Who attacked US envoy in Lebanon? Too many groups to be sure

So politically fractured and wide open is this country -- and so throughly armed are its residents -- that any of two dozen groups might have been responsible for the unsuccessful Aug. 27 attack on US Ambassador John Gunther Dean.

The motive for the attack is not clear. No group at this writing had claimed responsibility. One observation might be ventured, however: The very sensitive, very often contradictory United States policy in the Middle East displeases great numbers of Middle Easterner by trying to please everyone.

A corollary: Many of the displeased are armed and desperate.

An example of US policy confusion occurred last week, and involved Mr. Dean. The ambassador issued a statement from Beirut condemning Israel's massive Aug. 19 commando assault on Palestinian positions in Southern Lebanon. The same day, however, the US State Department flatly refused to condemn the raid. Neither the State Department nor the Beirut embassy has reconciled their positions publicly.

Some critics in Beirut see this two-sided approach as no accident, but as a way of playing up to Israeli interests prior to the US presidential election, while attempting to mollify the Arab world in the face of an upsurge of Israeli military activity.

"After all," commented one Middle Eastern affairs specialist, "Lebanon is a sovereign nation. And Israel did send its forces into it. This sort of action is condemned by your government almost anywhere else in the world."

By coincidence, hours before the armed attack on Mr.

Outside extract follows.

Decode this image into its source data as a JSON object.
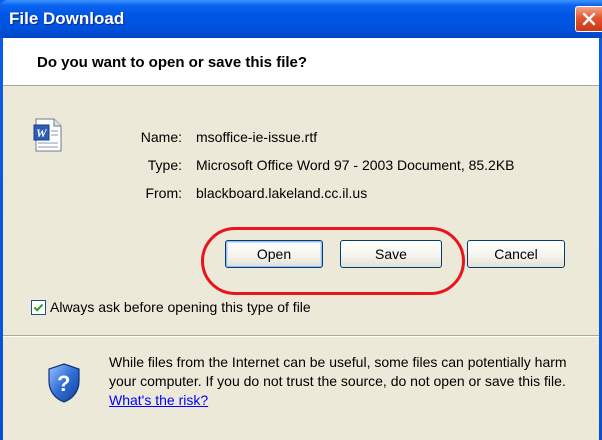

Dean's party occured, he was underscoring his embassy's essentially pro-Arab stand on the Israeli incursion.

"American policy includes opposition to acts of violence which ignore or violate the internationally recognized border between Lebanon and Israel," the ambassador told reporters following a meeting with Lebanese Foreign Minister Fuad Butrus.

One can find other instances of US diplomatic dualism around the world -- China-Taiwan policy being a recent and noteworthy example. But in the wild, wild west atmosphere of Beirut, armed thugs are as likely to resort to violence over a wrong world as over a wrong move to the coat pocket.

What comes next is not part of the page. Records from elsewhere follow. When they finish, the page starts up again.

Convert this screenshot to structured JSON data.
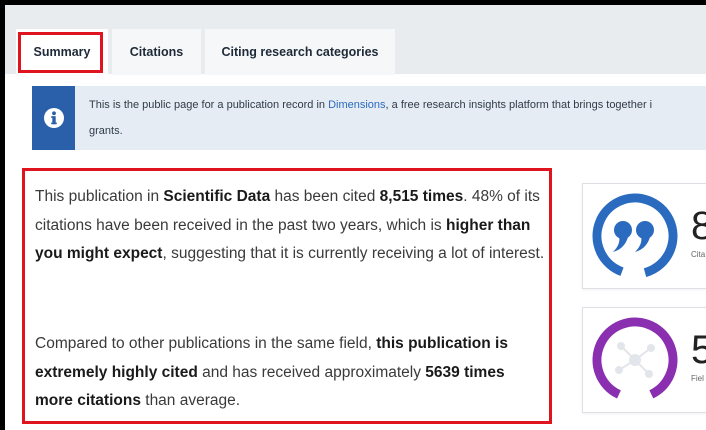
{
  "tabs": {
    "summary": "Summary",
    "citations": "Citations",
    "categories": "Citing research categories"
  },
  "info": {
    "text_before_link": "This is the public page for a publication record in ",
    "link_text": "Dimensions",
    "text_after_link": ", a free research insights platform that brings together i",
    "second_line": "grants."
  },
  "summary": {
    "p1_t1": "This publication in ",
    "journal": "Scientific Data",
    "p1_t2": " has been cited ",
    "cited_count": "8,515 times",
    "p1_t3": ". 48% of its citations have been received in the past two years, which is ",
    "expectation": "higher than you might expect",
    "p1_t4": ", suggesting that it is currently receiving a lot of interest.",
    "p2_t1": "Compared to other publications in the same field, ",
    "field_status": "this publication is extremely highly cited",
    "p2_t2": " and has received approximately ",
    "times_more": "5639 times more citations",
    "p2_t3": " than average."
  },
  "metrics": {
    "citations_number": "8",
    "citations_label": "Cita",
    "field_number": "5",
    "field_label": "Fiel"
  },
  "colors": {
    "highlight": "#e0141e",
    "info_accent": "#2a5faa",
    "citations_ring": "#2a6bbf",
    "field_ring": "#8a2fb0"
  },
  "icons": {
    "info": "info-circle-icon",
    "citations": "quote-icon",
    "field": "network-icon"
  }
}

Along west Beirut's Hamra Street, one sees men and boys strolling about with rifles and machine guns. At night, it is not uncommon to happen upon a flatbed truck on the corniche with a dozen young militiamen sitting in the back, weapons at their knees, braced for action.

Weapons trading flourishes.

"Yes, we very much prefer the Kalashnikovs [Soviet rifles]," one rightist official confided this week. "But they are so expensive because we have to buy them on the black market. Our situation is very difficult, we are surrounded, we must have these weapons."

Multiply those sentiments, if not those exact words, by the sundry factions inhabiting this land. Still, the group responsible for the attack on Ambassador Dean is difficult to image.

An Arab organization might feel angry at what it could regard as US diplomatic word games, but Mr. Dean's own position was not the one to feel angry about, many locals quickly admit.

"What he said was against the Israelis; it was not against Arabs," said one Lebanese businessman.

Nor does there yet seem much validity to the theories of local pundits (who deal in political speculation as busily as some Lebanese deal in rifles) that this might have been the work of an Israeli or Christian provocateur.

"Much too dangerous," one observer offers succinctly.

Two suspects in the Dean attack were reported to have been detained by Lebanese police. Thus the motive and instigators eventually may be learned.

Authorities still do not know who murdered former US Ambassador to Lebanon Francis Meloy, his economic counsel, Robert Waring, and their Lebanese driver in June 1976 in Muslim-controlled west Beirut.

This time the incident occurred in predominantly Christian east Beirut. Shortly after leaving his residence en route to an evening speaking engagement, the ambassador's three-car convoy came under machine-gun and rocket attack. However, the entourage escaped without injury and continued to its destination.